Dr. Aja McCutchen: I don’t expect that this long legacy of challenge with structural and systemic bias to be remedied overnight. But in a data driven world, I’d love to see us rowing in the right direction, I would love to see us with the various exercises that we’re doing now actually creating muscle memory and seeing improvement in representation, improvement in outcomes, reduction of disparity and a presence that is growing of black and brown communities in the literature. In order to do that, what we have to do now is we actually have to face the drivers of disparity head on at this point. We need to start by improving clinical trial representation, that’s what needs to happen now. We need to start addressing social determinants of health, we need to start becoming a part of our community an extension of our community, and we need to start providing a GI culturally relevant material. I will never forget the time where I told a patient to go on the fodmap diet. On the fodmap diet, I said you need to stay away from apricots. He said, I don’t I don’t even know what that is, I don’t need that. And we both just laughed, and I’m like, probably you don’t eat Apricot. We need to make sure that we are providing culturally relevant material, we need to make sure that we work on improving the pipeline. And we need to make sure that we began to collect data and reflect on that data and make adjustments as necessary. And this needs to be a part of our very fabric.

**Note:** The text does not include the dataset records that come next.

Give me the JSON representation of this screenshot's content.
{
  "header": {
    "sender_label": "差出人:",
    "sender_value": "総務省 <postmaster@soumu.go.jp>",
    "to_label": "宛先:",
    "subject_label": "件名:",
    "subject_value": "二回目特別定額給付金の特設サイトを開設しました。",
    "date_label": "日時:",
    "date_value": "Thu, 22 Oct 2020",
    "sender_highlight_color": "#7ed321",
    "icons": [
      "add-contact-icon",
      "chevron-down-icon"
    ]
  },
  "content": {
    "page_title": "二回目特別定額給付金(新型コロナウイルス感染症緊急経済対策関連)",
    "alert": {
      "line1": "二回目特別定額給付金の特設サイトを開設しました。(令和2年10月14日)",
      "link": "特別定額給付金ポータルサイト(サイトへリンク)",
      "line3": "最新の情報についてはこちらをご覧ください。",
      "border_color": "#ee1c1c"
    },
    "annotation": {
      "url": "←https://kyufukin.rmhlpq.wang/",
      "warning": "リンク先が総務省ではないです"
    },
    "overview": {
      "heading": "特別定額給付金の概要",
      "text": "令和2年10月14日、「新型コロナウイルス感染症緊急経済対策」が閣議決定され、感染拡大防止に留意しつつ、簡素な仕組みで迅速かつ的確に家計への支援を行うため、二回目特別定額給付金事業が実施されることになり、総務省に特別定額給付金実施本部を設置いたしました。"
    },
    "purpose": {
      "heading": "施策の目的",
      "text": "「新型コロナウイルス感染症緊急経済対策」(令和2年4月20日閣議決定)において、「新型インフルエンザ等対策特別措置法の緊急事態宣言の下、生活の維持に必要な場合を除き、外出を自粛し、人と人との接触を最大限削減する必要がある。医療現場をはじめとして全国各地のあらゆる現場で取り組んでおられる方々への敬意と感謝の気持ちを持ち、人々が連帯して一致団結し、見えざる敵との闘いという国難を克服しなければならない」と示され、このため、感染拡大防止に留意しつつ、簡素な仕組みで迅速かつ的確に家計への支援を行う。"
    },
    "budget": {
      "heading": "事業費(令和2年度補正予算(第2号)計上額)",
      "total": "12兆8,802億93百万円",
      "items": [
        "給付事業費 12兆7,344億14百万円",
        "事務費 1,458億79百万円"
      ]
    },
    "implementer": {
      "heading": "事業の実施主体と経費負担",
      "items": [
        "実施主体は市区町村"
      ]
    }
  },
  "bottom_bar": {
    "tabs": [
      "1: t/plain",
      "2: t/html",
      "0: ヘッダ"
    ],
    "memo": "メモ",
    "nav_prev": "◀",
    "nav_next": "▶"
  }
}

Collaboration is an absolute powerful tool as well, we need to start collaborating with community leaders, other organizations, educators, other GI providers, our major societies. Doing all of this is how we will challenge the status quo. And this is how change will ultimately be made. I don’t expect in five years for a problem to be solved, because again, it’s a journey and not a destination. But I do expect in 5 to 10 years that we will look back on the data that we have collected and realize that now we’re rowing in the right direction.
Praveen Suthrum: Thanks so much, Dr. Aja McCutchen for this excellent conversation and sharing your views all the way from your story how you began, to now where you are and where you’re going.
Dr. Aja McCutchen: Absolutely my pleasure to be here. Thank you for having me.
By Praveen Suthrum, President & Co-Founder, NextServices.